A novel automated oil spill detection approach based on the q-Exponential distribution and machine learning models

Detalhes bibliográficos
Ano de defesa: 2022
Autor(a) principal: NEGREIROS, Ana Cláudia Souza Vidal de
Orientador(a): LINS, Isis Didier
Banca de defesa: Não Informado pela instituição
Tipo de documento: Tese
Tipo de acesso: Acesso aberto
Idioma: eng
Instituição de defesa: Universidade Federal de Pernambuco
Programa de Pós-Graduação: Programa de Pos Graduacao em Engenharia de Producao
Departamento: Não Informado pela instituição
País: Brasil
Palavras-chave em Português:
Link de acesso: https://repositorio.ufpe.br/handle/123456789/46587
Resumo: Oil spills are among the most undesirable events in coastal environments because they are substantially harmful, with negative environmental, social, and economic consequences.
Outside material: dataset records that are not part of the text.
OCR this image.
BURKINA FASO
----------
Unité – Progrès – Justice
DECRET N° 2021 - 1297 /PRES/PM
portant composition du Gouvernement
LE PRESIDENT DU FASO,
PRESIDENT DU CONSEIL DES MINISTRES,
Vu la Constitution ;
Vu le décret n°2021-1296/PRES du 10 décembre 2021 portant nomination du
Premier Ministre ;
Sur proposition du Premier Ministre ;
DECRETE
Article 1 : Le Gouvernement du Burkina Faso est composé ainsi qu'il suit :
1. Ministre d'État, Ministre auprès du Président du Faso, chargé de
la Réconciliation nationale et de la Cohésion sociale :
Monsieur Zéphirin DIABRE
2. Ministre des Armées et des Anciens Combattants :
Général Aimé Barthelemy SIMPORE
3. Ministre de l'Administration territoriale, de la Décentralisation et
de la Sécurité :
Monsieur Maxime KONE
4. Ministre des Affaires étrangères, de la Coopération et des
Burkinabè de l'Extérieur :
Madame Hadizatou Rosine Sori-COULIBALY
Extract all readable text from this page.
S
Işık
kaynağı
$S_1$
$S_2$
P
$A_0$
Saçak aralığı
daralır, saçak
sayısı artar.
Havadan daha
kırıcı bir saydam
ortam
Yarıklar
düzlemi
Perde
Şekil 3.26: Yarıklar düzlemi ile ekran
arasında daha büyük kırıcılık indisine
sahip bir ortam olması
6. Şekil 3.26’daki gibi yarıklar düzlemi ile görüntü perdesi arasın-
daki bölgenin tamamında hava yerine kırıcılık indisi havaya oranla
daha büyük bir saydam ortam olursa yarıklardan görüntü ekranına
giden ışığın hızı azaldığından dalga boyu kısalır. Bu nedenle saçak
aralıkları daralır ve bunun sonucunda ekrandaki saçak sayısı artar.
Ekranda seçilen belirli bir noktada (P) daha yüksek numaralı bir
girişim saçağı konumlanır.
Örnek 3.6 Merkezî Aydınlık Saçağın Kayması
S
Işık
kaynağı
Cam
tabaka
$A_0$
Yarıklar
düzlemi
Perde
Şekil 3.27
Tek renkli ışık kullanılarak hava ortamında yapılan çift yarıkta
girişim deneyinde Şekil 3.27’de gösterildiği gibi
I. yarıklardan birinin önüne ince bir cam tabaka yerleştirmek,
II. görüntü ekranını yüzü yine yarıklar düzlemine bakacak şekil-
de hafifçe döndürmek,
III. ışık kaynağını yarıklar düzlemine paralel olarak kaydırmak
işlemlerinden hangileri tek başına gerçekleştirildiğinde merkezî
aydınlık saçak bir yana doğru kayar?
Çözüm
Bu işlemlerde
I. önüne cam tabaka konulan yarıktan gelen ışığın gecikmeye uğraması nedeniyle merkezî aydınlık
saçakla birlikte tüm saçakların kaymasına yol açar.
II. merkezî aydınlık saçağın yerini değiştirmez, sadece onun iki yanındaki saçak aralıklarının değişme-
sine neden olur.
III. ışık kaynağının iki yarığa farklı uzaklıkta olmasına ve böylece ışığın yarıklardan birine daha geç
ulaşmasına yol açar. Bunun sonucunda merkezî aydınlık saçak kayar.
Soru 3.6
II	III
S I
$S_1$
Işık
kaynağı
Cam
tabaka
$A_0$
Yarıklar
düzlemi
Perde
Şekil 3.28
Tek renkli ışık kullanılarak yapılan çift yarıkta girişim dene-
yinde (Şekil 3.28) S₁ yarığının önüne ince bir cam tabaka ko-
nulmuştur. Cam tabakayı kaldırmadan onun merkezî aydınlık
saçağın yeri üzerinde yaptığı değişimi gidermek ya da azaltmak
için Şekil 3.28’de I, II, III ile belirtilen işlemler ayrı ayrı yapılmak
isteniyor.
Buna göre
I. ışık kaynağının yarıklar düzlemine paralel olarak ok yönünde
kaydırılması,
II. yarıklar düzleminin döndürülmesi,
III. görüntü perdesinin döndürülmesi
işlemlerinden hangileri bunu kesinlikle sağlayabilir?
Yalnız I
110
In general, a risk framework for the event involves prevention, monitoring, detection, and damage mitigation. Regarding detection, rapid oil spill identification is essential for problem mitigation, which generally fosters the use of automated procedures. Usually, automated oil spill detection involves radar images, computer vision, and machine learning techniques to classify these images. In this work, we propose a novel image feature extraction method based on the q-Exponential probability distribution, named q-EFE. Such a probabilistic model is suitable to account for atypical extreme values of the variable of interest, e.g., pixels values, as it can have the power-law behavior. The q-EFE part is combined with machine learning methods to comprise a computer vision methodology to automatically classify images as “with oil spill” or “without oil spill”. Hence, we also propose a new automatic oil spill detection methodology that uses the q-EFE to rapidly identify oil spills in radar images. We used a public dataset composed of 1112 Synthetic Aperture Radar (SAR) images to validate our proposed methodology. Considering the proposed q-Exponential-based feature extraction, the tested Machine Learning methods and Deep Learning models architectures, the Support Vector Machine (SVM) and Extreme Gradient Boosting (XGB) models outperformed deep learning models and Local Binary Pattern (LBP) and Gray Level Co-occurrence Matrix (GLCM) techniques for the biggest dataset size.